To bolster this conclusion, the Tribunal relied on the subsequent practice of the NAFTA Contracting Parties under Article 31(3)(b) of the VCLT, noting their consistent position that reflective loss claims are inadmissible under Article 1116, and that the derivative action under Article 1117 constitutes the sole avenue for shareholders to initiate proceedings in respect of measures affecting their corporation.

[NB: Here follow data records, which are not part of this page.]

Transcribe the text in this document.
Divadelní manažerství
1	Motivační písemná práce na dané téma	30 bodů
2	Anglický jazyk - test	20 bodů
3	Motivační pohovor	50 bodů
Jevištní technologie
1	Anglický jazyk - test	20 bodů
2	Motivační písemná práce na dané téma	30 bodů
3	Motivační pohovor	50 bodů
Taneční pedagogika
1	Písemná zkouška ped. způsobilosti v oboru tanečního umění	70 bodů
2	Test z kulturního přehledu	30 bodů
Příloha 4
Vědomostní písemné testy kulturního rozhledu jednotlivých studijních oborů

Having considered all arguments, the Tribunal found that it lacked jurisdiction over the shareholders' claims against measures affecting the corporation under Article 1116 of the NAFTA. Similarly, the Tribunal concluded that the Claimants could not avail themselves of the derivative action, since they did not meet the requirements to this effect. Accordingly, the Tribunal dismissed all of the claims.
Conclusion
To sum up, the Alicia Grace award stands out both for its contribution to the case law on dual nationality in investment arbitration and for its innovative approach to shareholder claims for reflective loss. Notably, in addressing claims by dual nationals when there is no express treaty provision, the Tribunal did not treat the treaty's silence as dispositive and, instead, relied on the principle of dominant and effective nationality. This approach aligns with the recent case law whereby arbitral tribunals, in establishing their jurisdiction ratione personae under the relevant treaty, resort to general international law—in accordance with Article 31(3)(c) of the VCLT—to address issues of dual nationality (Manuel Garcia Armas v. Venezuela and Santamarta v. Venezuela). This might suggest that, eventually, a trend is emerging in arbitral practice.

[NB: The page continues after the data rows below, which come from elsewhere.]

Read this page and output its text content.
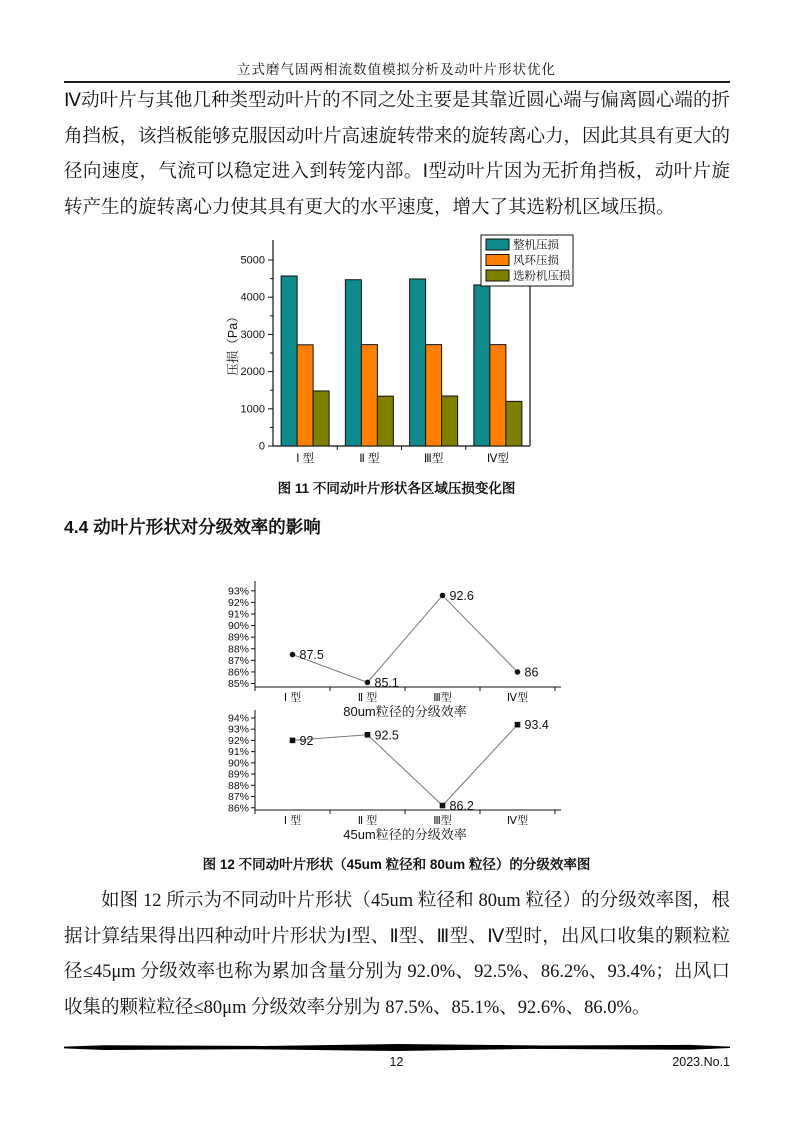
立式磨气固两相流数值模拟分析及动叶片形状优化
Ⅳ动叶片与其他几种类型动叶片的不同之处主要是其靠近圆心端与偏离圆心端的折角挡板，该挡板能够克服因动叶片高速旋转带来的旋转离心力，因此其具有更大的径向速度，气流可以稳定进入到转笼内部。Ⅰ型动叶片因为无折角挡板，动叶片旋转产生的旋转离心力使其具有更大的水平速度，增大了其选粉机区域压损。
0
1000
2000
3000
4000
5000
Ⅰ 型	Ⅱ 型	Ⅲ型	Ⅳ型
压损（Pa）
整机压损
风环压损
选粉机压损
图 11 不同动叶片形状各区域压损变化图
4.4 动叶片形状对分级效率的影响
85%
86%
87%
88%
89%
90%
91%
92%
93%
87.5
Ⅰ 型
85.1
Ⅱ 型
92.6
Ⅲ型
86
Ⅳ型
80um粒径的分级效率
86%
87%
88%
89%
90%
91%
92%
93%
94%
92
Ⅰ 型
92.5
Ⅱ 型
86.2
Ⅲ型
93.4
Ⅳ型
45um粒径的分级效率
图 12 不同动叶片形状（45um 粒径和 80um 粒径）的分级效率图
如图 12 所示为不同动叶片形状（45um 粒径和 80um 粒径）的分级效率图，根据计算结果得出四种动叶片形状为Ⅰ型、Ⅱ型、Ⅲ型、Ⅳ型时，出风口收集的颗粒粒径≤45μm 分级效率也称为累加含量分别为 92.0%、92.5%、86.2%、93.4%；出风口收集的颗粒粒径≤80μm 分级效率分别为 87.5%、85.1%、92.6%、86.0%。
12	2023.No.1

On the other hand, the Tribunal's rejection of shareholder claims for reflective loss is firmly grounded on a contextual interpretation of Articles 1116 and 1117 of the NAFTA, aimed at preserving the balance of treaty obligations while avoiding parallel proceedings, conflicting outcomes, and risks of double jeopardy. In this regard, the Tribunal's conclusion cannot but be praised. Provisions such as those enshrined in Articles 1116 and 1117 can be found, indeed, in other investment treaties (for instance, Article 10.16 DR-CAFTA, Article 11.16 Korea-US FTA, and Article 14.D.3 USMCA), thus making the Award a valuable precedent. Given that many IIAs are silent on whether claims for reflective loss are admissible, it is contended that the critical stance of the Tribunal should well inform the reasoning of other tribunals dealing with the same issue.